We’re back with the rhinoceros-horn fan. The fan in the picture is special; it is dyed peacock feathers and was my grandmother’s. That’s the story anyway though I have serious doubts about the material. The feathers are lush and I recall drawing the tip of the fan over my face, relishing the soft tingle. In my grandmother’s hands, the fan was a material expression of her moods. By turns, it would project coyness, affect joy, arrogantly dismiss, or capriciously summon. The fan was special and she believed that by extension she was too. I, as a child on the other hand, only worried about the butt-naked peacocks running around in the jungles.
One of the learned men in Yen Kuan’s presence, upon hearing Yen Kuan’s call for the rhino, said, “The rhino is still there.”
Hsueh Tou’s prodding is fascinating; he reminds us that the rhino is right there in the room. The horn, cut away from the animal, is no less a rhino than the beast itself intact with horn. But we are so very willing to cleave things off and pretend that cutting away generates a whole new thing, separate and unique to itself. In fact, it’s this very willingness to cleave off things we deem as special that has resulted in the extinction of the Northern white rhino and the Western black rhino. Soon I suspect we can add polar bears, frogs, sharks, seals, elephants, bears, lions and tigers – oh my!
It happens in relationships too. I enshrine those parts of my relationships that I declare special. By that I mean those parts that declare ME special. Like my grandmother’s peacock fan, these disembodied chunks of interactions serve to draw people closer, hold them in some purgatory, or (and?) dismiss them with a flick of a wrist. And it’s all enabled by a deeper delusion that these portions of my relationship have nothing to do with the flesh-and-blood, heart-and-soul sentient being in whose true presence they were born.
I wonder what would happen if the rhino entered the room.
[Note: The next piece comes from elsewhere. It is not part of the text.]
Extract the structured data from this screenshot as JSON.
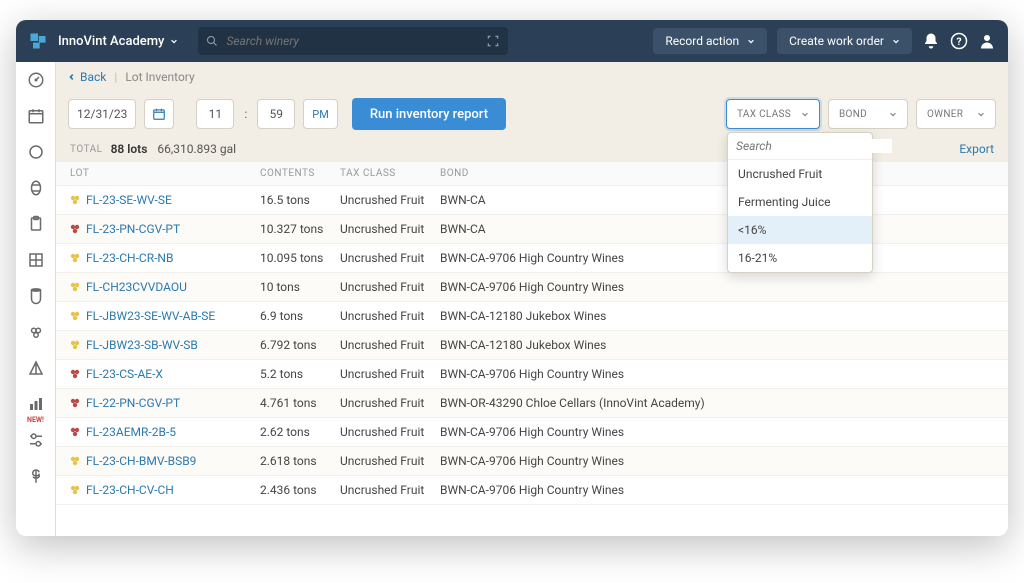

What might happen if we were able to see the whole being, the entire gnarly, smelly, grumbly beast? The whole body crevassed by skin, hair spiking out of pores, stinking of life and death. Would Yen Kuan look into the eye of the rhino and see the unreality of his fan? If we bring the whole smelly mess of our lives into the room and look into its eyes, would we too see the uselessness of the bits and pieces we hacked off to prove our worthiness?
Roshi Enkyo said in dokusan that shikantaza is the most difficult practice. I took away the understanding that it is an unrelenting awareness of the entirety of my life moment-by-moment, not just those moments on the cushion. It is the whole rhino lumbering kinhin through the halls and rooms of my being, leaving behind it a trail of poop and pee.
Not a comfortable thought. But it beats visions of all those butt-naked peacocks in the jungle.
Now I was thinking gorilla fan when I saw that picture! And “The horn, cut away from the animal, is no less a rhino than the beast itself intact with horn.” Tell that to the Rhino!
But in all seriousness you make a good point. We don’t want the whole, smelly thing, no matter what it is. We have become butchers of reality at the great expense of living a deep, rich authentic life. We love to sanitize and make pretty, comfy; whatever our choice of the moment or our inclination.
Are we on to the 10 Rhino Herding series???
Yes, I suspect the rhino would differ on intepretations of form and emptiness! I am learning to love the stenchof my ego as it rots and alls off. 😉
10 Rhino Herding, eh? That,s a thought ffor next year’s 108 series!!
What a loss, trying to throw away or hide parts of ourselves or our relationships (that don’t detach anyway) in order to be seen to be (or to believe we are) the bit that’s left. I’d rather talk to who you really are than who you think I would like you to be.
We just don’t seem to want to talk about the rhino in the room … or the butt-naked peacocks…
If ever we meet in RL I promise to bring the rhino a tidbit and the peacocks a toupee!